The Pain and the Great One
Except he wasn’t a monster. He was my little brother. And I didn’t understand how he could do this to me or even why I suddenly hated the sight of him. Why I couldn’t stand to be in the same room with him. Why I went from pushing him only when he was being especially annoying to shoving him away anytime he got close enough to touch.
All I knew was that he was my little brother and I was his big sister. It was my job to keep him safe from bullies and teachers and parents.
I was bossy and sometimes mean; but I wrote stories just for him and I made presents to give him on his birthday. I held his hand and kept an eye out for strangers while we waited for our parents to come back out from the pizza parlor. The only time that I ever really stood up to the mean twins up the street was when they tried to knock him off his bike while he was speeding downhill. My earliest memory is of guarding his crib while our mother walked up the street to meet our older brother at the bus stop on his first day of kindergarten.
He was noisy and annoying but he used to give wet sloppy kisses when he was still in preschool. When we were younger, he’d almost always rather play My Little Ponies with me than play by himself.
We spent most of our childhood fighting loudly and violently one minute, then spend the rest of the day conspiring together on our latest adventure. We built a time-traveling Dolorian out of a cardboard box.

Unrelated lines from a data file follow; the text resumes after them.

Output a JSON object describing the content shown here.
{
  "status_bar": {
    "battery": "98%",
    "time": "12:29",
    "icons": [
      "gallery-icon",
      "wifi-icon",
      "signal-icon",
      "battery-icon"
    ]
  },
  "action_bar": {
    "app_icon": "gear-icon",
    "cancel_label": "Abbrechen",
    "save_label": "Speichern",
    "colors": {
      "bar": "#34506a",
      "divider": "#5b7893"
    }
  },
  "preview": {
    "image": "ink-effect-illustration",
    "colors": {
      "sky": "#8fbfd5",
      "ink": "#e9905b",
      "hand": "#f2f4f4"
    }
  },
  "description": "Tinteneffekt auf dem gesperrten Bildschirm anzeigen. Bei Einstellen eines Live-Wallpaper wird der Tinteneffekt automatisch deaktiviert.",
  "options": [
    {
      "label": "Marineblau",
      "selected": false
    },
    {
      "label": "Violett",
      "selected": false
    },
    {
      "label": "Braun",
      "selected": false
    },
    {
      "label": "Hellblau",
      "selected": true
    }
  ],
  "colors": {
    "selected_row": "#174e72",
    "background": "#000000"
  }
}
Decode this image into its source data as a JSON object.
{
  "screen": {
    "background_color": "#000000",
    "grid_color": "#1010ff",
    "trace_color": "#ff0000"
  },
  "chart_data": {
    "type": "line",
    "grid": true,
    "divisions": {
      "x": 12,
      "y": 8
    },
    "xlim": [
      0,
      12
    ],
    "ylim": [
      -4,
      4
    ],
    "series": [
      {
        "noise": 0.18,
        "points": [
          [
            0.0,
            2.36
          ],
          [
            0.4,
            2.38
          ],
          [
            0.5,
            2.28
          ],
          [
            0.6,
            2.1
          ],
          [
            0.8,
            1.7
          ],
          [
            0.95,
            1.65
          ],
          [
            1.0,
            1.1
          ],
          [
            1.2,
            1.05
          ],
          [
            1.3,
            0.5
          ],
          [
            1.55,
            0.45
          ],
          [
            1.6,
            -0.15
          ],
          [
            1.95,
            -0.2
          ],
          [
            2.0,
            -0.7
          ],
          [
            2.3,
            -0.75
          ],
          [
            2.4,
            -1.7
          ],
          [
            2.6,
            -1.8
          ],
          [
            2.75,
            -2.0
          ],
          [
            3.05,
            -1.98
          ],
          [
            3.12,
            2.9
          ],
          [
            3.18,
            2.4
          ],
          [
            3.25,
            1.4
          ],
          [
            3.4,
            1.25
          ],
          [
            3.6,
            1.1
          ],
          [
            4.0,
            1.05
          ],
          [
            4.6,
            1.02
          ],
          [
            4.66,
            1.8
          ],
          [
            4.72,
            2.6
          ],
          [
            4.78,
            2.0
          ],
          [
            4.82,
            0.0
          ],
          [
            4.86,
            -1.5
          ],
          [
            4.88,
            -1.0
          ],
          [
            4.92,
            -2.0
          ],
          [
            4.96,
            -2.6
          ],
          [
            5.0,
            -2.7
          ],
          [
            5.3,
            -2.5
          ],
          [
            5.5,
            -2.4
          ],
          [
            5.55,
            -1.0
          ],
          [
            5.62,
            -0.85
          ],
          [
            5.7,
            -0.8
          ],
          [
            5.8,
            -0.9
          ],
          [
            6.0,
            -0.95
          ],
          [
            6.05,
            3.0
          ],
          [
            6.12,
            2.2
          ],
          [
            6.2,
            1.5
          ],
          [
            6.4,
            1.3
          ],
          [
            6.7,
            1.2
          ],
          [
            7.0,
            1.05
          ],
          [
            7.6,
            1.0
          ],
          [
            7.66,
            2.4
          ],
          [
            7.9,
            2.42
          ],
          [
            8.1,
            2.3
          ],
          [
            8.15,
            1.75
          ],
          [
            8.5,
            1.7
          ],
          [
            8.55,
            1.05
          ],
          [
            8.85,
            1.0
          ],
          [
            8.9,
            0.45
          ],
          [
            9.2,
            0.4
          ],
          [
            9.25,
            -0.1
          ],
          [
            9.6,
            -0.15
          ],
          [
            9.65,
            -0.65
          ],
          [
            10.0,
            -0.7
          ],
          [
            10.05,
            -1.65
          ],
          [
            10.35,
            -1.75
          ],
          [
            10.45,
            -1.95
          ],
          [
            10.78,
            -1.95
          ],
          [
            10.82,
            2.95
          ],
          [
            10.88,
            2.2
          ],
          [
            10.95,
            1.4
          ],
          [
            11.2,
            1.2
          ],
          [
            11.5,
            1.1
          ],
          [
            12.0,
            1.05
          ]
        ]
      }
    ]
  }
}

We climbed the red hills beside the soccer fields - and got yelled at for getting our uniforms dirty. We pooled our paper carrier money and bought our own tiny Christmas tree just for us that year – the year the den became my bedroom and I learned that my parents stayed up until nearly sunrise every Christmas Eve so that everything would be perfect in the morning.*
He wasn’t a monster, he was just my annoying little brother. He couldn’t mean anything by it. He wasn’t going to do anything to me. He was only nine.
I couldn’t tell our parents, because you don’t tattle on your siblings - unless you are mad at them, of course, or if they are doing something to you. But mad wasn’t the right word for how I felt, and he wasn’t actually doing anything, was he?
It was my job to keep him safe from bullies and teachers and yes, even parents. Only I didn’t know how to do that and keep myself from going crazy.
*for those of you keeping track, this is also the year after the infamous last visit to the cardiologist. I moved into the den a few months later.